Powerless to comprehend the black bitterness suddenly pulsing through him, I could only stare and wonder how a Gypsy boy had come by such knowledge, and why the mention of it should be capable of throwing him into the grip of such violent rage.

He flung away from me abruptly, returning to the horses as though he intended to ride off without another word; but as the white mare gently nuzzled his masked face I saw control return slowly to his tense body. And after a moment he came back to me with hesitancy.

"I'm sorry," he said simply. "I didn't mean to be uncivil. If you can forgive me, sir, I should greatly like to see whatever else you care to show me."

A strange, disturbing boy, and yet the more I saw of him the more strongly drawn I felt toward him, the more convinced of our mutual need of one another.

I accepted his disarming apology without hesitation or comment.

"Come," I said, with a simplicity that matched his own, "let me take you to the Colosseum."

 

Over the course of the following two weeks we continued to meet at intervals, and those days when I did not see him were filled with a restlessness that I found hard to comprehend. He parted with personal information with the greatest reluctance, as though the smallest confidence might leave some gaping hole in his defenses against the world. Questioning him presented all the ease of prizing open a reluctant oyster shell, and yet I could not rid myself of the certainty that gentle persistence would ultimately show me an extraordinary pearl.

It was almost a week before he told me his name and the occupation he was pursuing at the fair in the Trastevere.

"I do magic," he admitted with a little shrug of self-contempt. "Not very good magic really, not yet—but people are very easily amused."

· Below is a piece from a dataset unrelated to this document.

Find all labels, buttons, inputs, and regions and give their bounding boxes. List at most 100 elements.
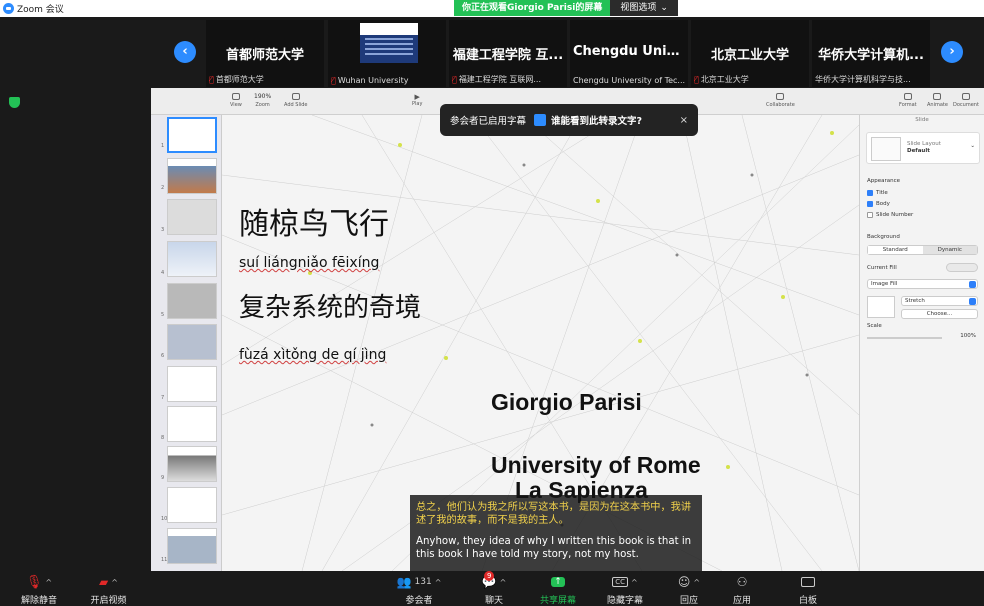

And showing me his empty palms, he reached up with a graceful, theatrical flourish to pluck a purse out of thin air and drop it carelessly into my hand.

The purse was mine!

"I see you don't starve," I observed dryly, replacing the little leather bag in my pocket. "Why didn't you keep it? That was your intent, wasn't it? And I wouldn't have known."

"It didn't feel right," he sighed.

"You keep others, though."

"Oh, yes," he confessed cheerfully, "all the time."

"You're not ashamed of stealing from people, then?"

"No," he said, "I don't like people"—there was a moment of hesitation before he added in a whisper that was barely audible—"as a rule."

I thought of the Trastevere, one of the least respectable districts in Rome, home to charlatans and rogues of the worst kind; and I thought of his hands, those slim, nimble instruments of mischief that could be so much more nobly employed if only… if only…

I repressed an impulse to sigh.

"I think you ought to see the Vatican" was all I said.
*

I made sure we arrived at Saint Peter's when the great basilica was deserted, save for the odd devoted pilgrim; and for two hours or so 1 watched him explore the extravagant architectural splendors of previous centuries. His wondering delight made me feel young again, as though I were being reborn through his vision, and that day, as I answered his whispered questions, it was as though I, too, were seeing Saint Peter's for the first time. The colors seemed more vivid to me, the sweep of the barrel-vault ceiling more awesome, the perfect harmony of the basilica's proportions more inspiring. I had never felt quite so close to God before, so utterly sure of His benign existence.

The great church echoed with a throbbing silence as we came to stand before the bronze statue of Saint Peter. I paused to make the customary reverence, pressing my forehead briefly to the right foot where the bronze toes had been worn smooth and featureless by the caresses of thousands of pilgrims through the centuries. I looked at the keys of heaven held close against Saint Peter's heart and the upraised right hand which symbolized hope to countless sinners; and I stepped back automatically, expecting Erik to repeat my gesture.